To build his motorcycles, Arinaitwe uses scrap pieces such as spoons, bearings, wires, necklaces, rings, tins and plumbing fixtures.
By Fred Mubanda
To Nicholas Arinaitwe, a creative person is motivated by the desire to not beat others, but instead to achieve.
He also believes that every child is an artist and the only problem is remaining one when they grow up.
The talented 30-year-old took the plunge into the art business seven years ago. Today, his workshop is at his home in Bunamwaya-Ngobe, Wakiso district, where he designs and moulds sculputres.
The fourth-born of seven children, Arinaitwe, after his 'A' Level studies, attended Michelangelo College of Creative Arts at Kisubi, off Entebbe Road, for a diploma course in industrial art.
That was from 2008 to 2010.
He performed so well that he earned a government sponsorship to Kyambogo University for a degree in industrial art.
Arinaitwe harbours admirable creativity
Arinaitwe says he is a naturally-gifted artist, who is passionate about motorcycles.
“When I was still young I used to make wire car push toys and others, but my father disliked it and used to punish me for that. He wanted me to concentrate on reading books."
Yet today, Arinaitwe's father is proud that art has enabled him to upgrade his studies at Kyambogo - on top of making new friends.

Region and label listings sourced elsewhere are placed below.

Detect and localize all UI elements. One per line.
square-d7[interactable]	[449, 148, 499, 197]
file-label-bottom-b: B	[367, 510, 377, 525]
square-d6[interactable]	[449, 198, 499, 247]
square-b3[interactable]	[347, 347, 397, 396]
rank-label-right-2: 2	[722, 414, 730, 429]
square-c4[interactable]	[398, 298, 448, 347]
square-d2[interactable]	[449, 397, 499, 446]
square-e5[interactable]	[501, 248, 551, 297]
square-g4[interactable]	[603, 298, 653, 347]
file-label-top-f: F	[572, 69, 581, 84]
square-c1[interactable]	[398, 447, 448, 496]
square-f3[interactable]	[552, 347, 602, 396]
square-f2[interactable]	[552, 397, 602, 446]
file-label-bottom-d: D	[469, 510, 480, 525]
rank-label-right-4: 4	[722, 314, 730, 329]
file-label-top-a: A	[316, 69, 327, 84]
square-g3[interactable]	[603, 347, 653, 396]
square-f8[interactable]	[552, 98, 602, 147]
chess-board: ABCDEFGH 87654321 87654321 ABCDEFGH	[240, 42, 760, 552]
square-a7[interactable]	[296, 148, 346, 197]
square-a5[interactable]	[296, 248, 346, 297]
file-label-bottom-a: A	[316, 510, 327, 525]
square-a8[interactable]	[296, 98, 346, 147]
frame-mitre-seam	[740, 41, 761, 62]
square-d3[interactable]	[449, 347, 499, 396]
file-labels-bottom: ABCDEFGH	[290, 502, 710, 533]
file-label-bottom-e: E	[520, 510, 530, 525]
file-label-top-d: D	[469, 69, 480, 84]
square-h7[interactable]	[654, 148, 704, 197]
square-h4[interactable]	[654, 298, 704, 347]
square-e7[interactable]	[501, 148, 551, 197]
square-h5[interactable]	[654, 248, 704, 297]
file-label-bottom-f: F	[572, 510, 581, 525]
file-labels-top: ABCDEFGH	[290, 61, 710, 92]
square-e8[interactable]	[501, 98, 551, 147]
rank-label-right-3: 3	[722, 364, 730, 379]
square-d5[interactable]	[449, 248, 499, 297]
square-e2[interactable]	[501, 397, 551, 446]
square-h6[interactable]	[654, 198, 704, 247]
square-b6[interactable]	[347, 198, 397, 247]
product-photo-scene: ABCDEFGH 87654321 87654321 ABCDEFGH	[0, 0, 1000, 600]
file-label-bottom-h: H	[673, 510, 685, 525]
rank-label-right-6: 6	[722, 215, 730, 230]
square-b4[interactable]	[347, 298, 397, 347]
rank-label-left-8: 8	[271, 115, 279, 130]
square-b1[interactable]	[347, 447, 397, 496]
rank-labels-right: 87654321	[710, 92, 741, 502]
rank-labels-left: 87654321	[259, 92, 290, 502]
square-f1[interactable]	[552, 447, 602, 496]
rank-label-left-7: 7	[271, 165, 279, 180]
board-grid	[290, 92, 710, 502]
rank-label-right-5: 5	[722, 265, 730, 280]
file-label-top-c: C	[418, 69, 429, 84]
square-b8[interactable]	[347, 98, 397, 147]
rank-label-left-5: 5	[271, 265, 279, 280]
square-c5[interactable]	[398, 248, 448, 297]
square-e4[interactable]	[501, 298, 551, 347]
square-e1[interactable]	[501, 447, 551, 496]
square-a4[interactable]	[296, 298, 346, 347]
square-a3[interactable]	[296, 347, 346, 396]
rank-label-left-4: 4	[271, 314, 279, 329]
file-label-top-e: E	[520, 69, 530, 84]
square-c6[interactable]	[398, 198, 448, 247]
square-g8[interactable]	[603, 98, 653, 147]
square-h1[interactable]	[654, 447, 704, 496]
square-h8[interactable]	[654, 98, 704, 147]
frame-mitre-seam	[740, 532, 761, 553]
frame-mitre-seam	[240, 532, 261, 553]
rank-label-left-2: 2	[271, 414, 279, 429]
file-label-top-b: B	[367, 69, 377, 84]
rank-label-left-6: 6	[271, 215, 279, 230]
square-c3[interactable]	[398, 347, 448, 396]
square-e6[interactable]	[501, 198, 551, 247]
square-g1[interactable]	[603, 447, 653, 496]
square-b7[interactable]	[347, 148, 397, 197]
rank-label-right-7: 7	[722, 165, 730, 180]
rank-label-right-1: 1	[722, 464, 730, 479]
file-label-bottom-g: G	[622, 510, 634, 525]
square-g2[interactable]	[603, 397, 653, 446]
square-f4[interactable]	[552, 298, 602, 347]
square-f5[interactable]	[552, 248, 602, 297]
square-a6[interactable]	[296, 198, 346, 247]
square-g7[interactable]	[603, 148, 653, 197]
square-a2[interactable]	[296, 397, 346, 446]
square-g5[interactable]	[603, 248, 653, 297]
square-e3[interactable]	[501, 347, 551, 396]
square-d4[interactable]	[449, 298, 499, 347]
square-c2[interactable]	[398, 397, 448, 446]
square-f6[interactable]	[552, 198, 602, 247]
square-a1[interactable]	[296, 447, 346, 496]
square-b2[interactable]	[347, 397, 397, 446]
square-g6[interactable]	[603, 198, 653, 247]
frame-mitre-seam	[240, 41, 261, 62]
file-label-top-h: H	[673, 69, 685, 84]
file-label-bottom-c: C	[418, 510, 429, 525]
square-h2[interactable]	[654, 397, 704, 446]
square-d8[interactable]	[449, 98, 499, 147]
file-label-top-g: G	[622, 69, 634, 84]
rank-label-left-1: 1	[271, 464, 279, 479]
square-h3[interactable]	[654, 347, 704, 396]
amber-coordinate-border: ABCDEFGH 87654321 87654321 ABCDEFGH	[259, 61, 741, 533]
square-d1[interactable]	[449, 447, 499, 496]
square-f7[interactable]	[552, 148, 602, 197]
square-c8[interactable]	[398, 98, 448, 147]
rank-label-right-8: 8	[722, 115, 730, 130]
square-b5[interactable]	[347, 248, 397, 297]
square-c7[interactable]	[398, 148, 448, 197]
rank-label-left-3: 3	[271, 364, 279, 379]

“My father punished me not because he did not love me, but because he thought I was wasting time doing art that would supposedly not benefit my future, says Arinaitwe, who was born in Kasese district.
Drawing from his own experience, he encourages parents to give their children a chance at developing their innate skills so as to nurture creativity.
Some of Arinaitwe's work
How he does it
To create his miniature motorcycles, Arinaitwe uses scrap pieces such as spoons, bearings, wires, necklaces, rings, tins and plumbing fixtures.
The scrap materials collected include copper, steel, lead and aluminum items. “I buy them from scrap dealers or sellers for sh1,000 per kilogramme depending on the type of metal."
To begin with, he re-arranges and assembles each piece of metal to make the work precise. Measurements follow.
After, he welds the metals together to eventually bring the motorcycle to completion. But this requires a lot of expertise - which Arinaitwe has.
Depending on the product size, Arinaitwe can design one or two pieces on average per day. He then sprays his creations with raisin colour paint.
Arinaitwe busy at work at his home in Bunamwaya
According to him, the market for his products is good, although he has just started supplying them.
Arinaitwe produces decorative and toy motorcycles for both low and high income earners and promotes them through individual customers, galleries and exhibitions.
The prices can be negotiable.
Prices range from sh150,000 to sh200,000 for small motorcycle, a medium one starts from sh450,000 to sh800,000 while the big ones for for sh1m.
“I also sell them in US dollars."
The fruits of his labour
Arinaitwe's work has enabled him to buy land in Wakiso on Hoima road. “Through this project, I have also got new friends and expanded my skills set. I can look after my family too."
He adds: “I also get contracts and hired by clients to design for them sculptures in their public or private places.”
Arinaitwe says the appreciation of art by Africans is still low and therefore he advises artists to be patient and gain better knowledge of the business.
“In the art business, clients are seasonal. It is not a must that you will always get them. So it is better that you pursue other income-generating engagements to earn an extra buck as well as keep your mind active.
The work of Arinaitwe's hands
Arinaitwe wants to design more unique innovation products in the future.
He also hopes to go back for studies to upgrade from a Bachelor's degree in Industrial Art and Design to a Masters.
“This will enable me to lecture not to earn money but to share my knowledge with the young artists so that they benefit in the world of art,” he says.
He also wishes the Government to create a standard market for art products both locally and beyond, and to also make it as a policy to fundraise for their projects. This, he says, could solve the problem of youth unemployment.
The miniature motorcycles Arinaitwe makes can be used as toys and also for decoration in offices, homes and other places.
He says they must be kept in a clean and dry place to prevent them getting rusty.